A Voice-Based Framework for Evaluating Claims of Minority Shareholder Oppression in the Close Corporation
Georgetown Law Journal, Vol. 97, 2009
50 Pages Posted: 16 Oct 2008 Last revised: 3 Sep 2023
Date Written: October 15, 2008
Abstract
Ordinary principles of corporate governance leave minority shareholders in close corporations vulnerable to oppression: majority shareholders have broad discretion to make employment, dividend, and other business decisions that may disadvantage the minority. Unlike shareholders in public corporations, minority shareholders cannot escape mistreatment by selling their stock and exiting the corporation. There is, by definition, no secondary trading market for close corporation stock. Because minority shareholder oppression is made possible by the normal features of the close corporation, courts face the difficult task of adjusting the relationship of shareholders to remedy oppression without thereby undermining the reasons investors have for choosing the close corporation form in the first place.
This Article contends that voice offers an under-appreciated alternative mechanism to exit for protecting minority shareholder interests.
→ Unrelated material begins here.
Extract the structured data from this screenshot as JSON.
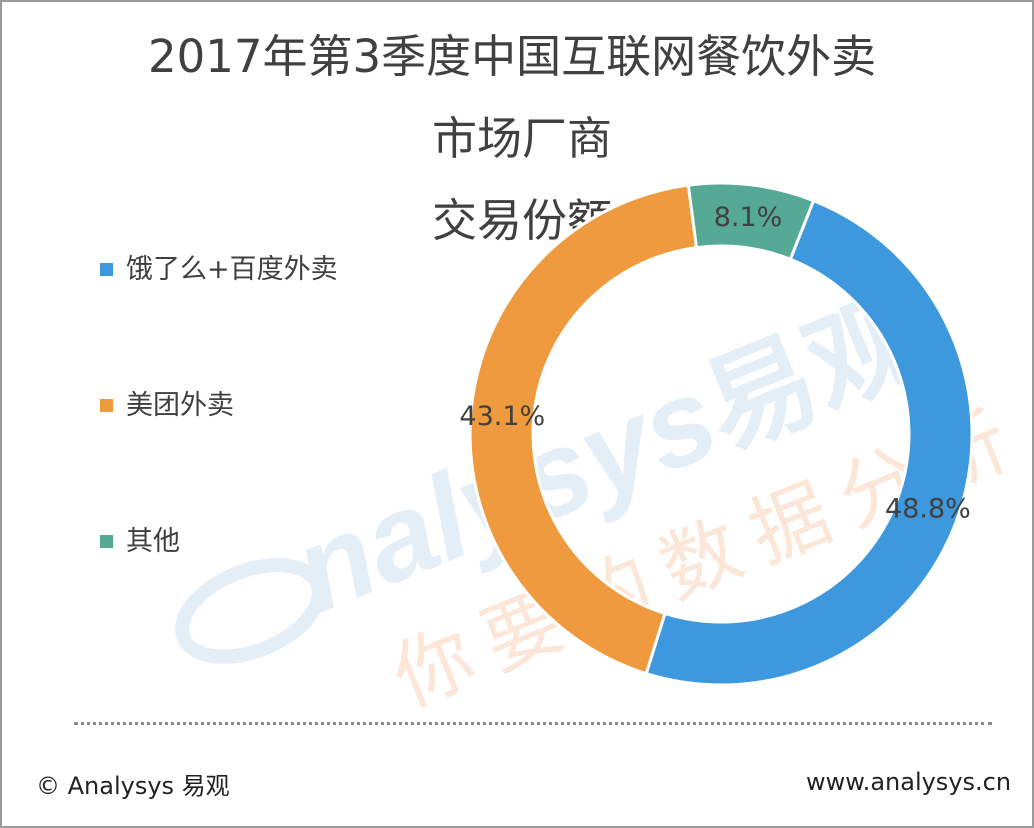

For reasons analogous to those offered in favor of deliberation in the public sphere, enhanced minority participation in close corporation governance would improve the quality and the perceived legitimacy of decision-making. Also, minority shareholders often expect to have a role in the management of the business and ought to be encouraged to assume that responsibility.
To create greater incentives for voice and to guide the adjudication of claims of minority shareholder oppression, courts should: (1) recognize (and embrace) the principle that the appropriate level of judicial scrutiny may vary from case to case; and (2) use the presence or absence of minority shareholder participation in governance to determine the proper level of scrutiny. Close corporations would then have reason to adopt inclusive governance models in order to benefit from more deferential judicial review, and enhanced minority shareholder voice would improve the parties' ability to resolve disputes without the need for judicial intervention. When litigation cannot be avoided, flexible judicial scrutiny would improve upon existing approaches to shareholder oppression, allocating pleading or production burdens to the party best able to meet them.